Agora, particularmente,
note o que o Espírito de Deus declara a respeito de Saulo de Tarso: Ele era o
principal dos pecadores. Esta não é uma expressão da humildade de Paulo, no
entanto, não devemos duvidar que ele fosse humilde sob o que tinha sentido. Nós
não estamos ocupados com os sentimentos de um escritor inspirado, mas sim com a
declaração do Espírito Santo que lhe inspirou, é bom notar isto.
Muitas pessoas
falam dos sentimentos de vários escritores inspirados num verdadeiro sentido
calculista, para debilitar o sentido desta preciosa verdade, a plena inspiração
das Santas Escrituras. Eles não podem fazer assim; mas, então, num momento como
o presente, quando há tanta razão, tanta especulação humana, não podemos ser guardados
contra algo que pode, inclusive em aparência, militar contra a integridade da
Palavra de Deus?

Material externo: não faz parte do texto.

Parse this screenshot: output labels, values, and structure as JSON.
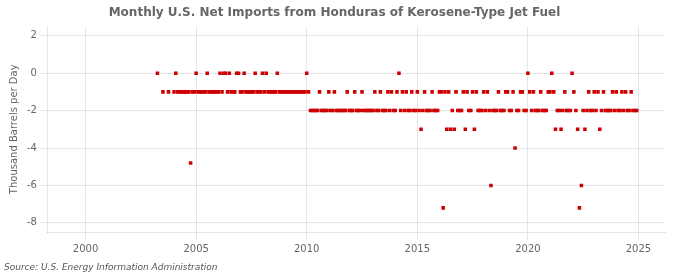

Nós estamos desejosos de que nossos leitores entesourem as
Escrituras no íntimo de seus corações, não como uma expressão dos sentimentos
humanos, mas bem piedosa e encarecidamente, como depositárias dos pensamentos
de Deus.
“Porque a profecia nunca foi produzida por vontade de
homem algum, mas os homens santos de Deus falaram inspirados pelo Espírito
Santo” (2Pedro 1:21).
No entanto, lendo 1 Timóteo 1:15, nós não estamos pensando nos
sentimentos do homem, mas no registro de Deus, que declara que Paulo era “o principal dos pecadores”. Na bíblia não
encontramos o Espírito Santo falando assim acerca de outra pessoa. Sem dúvida, num
sentido secundário, cada coração culpado sentirá a sua própria culpa dentro do
seu nível de reconhecimento; mas isto é totalmente outro assunto. O
Espírito Santo tem declarado isto de Paulo; nem o fato de que Ele nos tenha
dito isto pela pena do mesmo Paulo, tem interferido com, ou debilitado a
verdade no valor desta declaração. No importa quão mal pudesse ser, mas
Paulo podia dizer “Eu sou o principal”
Não importa quão longe de Deus alguém possa sentir que esteja – não importa
quão profundamente esteja submergido no pântano da ruína – não obstante, uma
voz subirá ao seu ouvido, deste profundo lugar, “
Você é o principal dos pecadores”.
Mas nos tem sido permitido saber a razão de todo este trato com o
principal dos pecadores. “Mas por isso alcancei
misericórdia, para que em mim, que sou o principal, Jesus Cristo mostrasse toda
a sua longanimidade, para exemplo dos que haviam de crer nele para a vida
eterna”. O principal dos pecadores está no céu. Como chegou ali?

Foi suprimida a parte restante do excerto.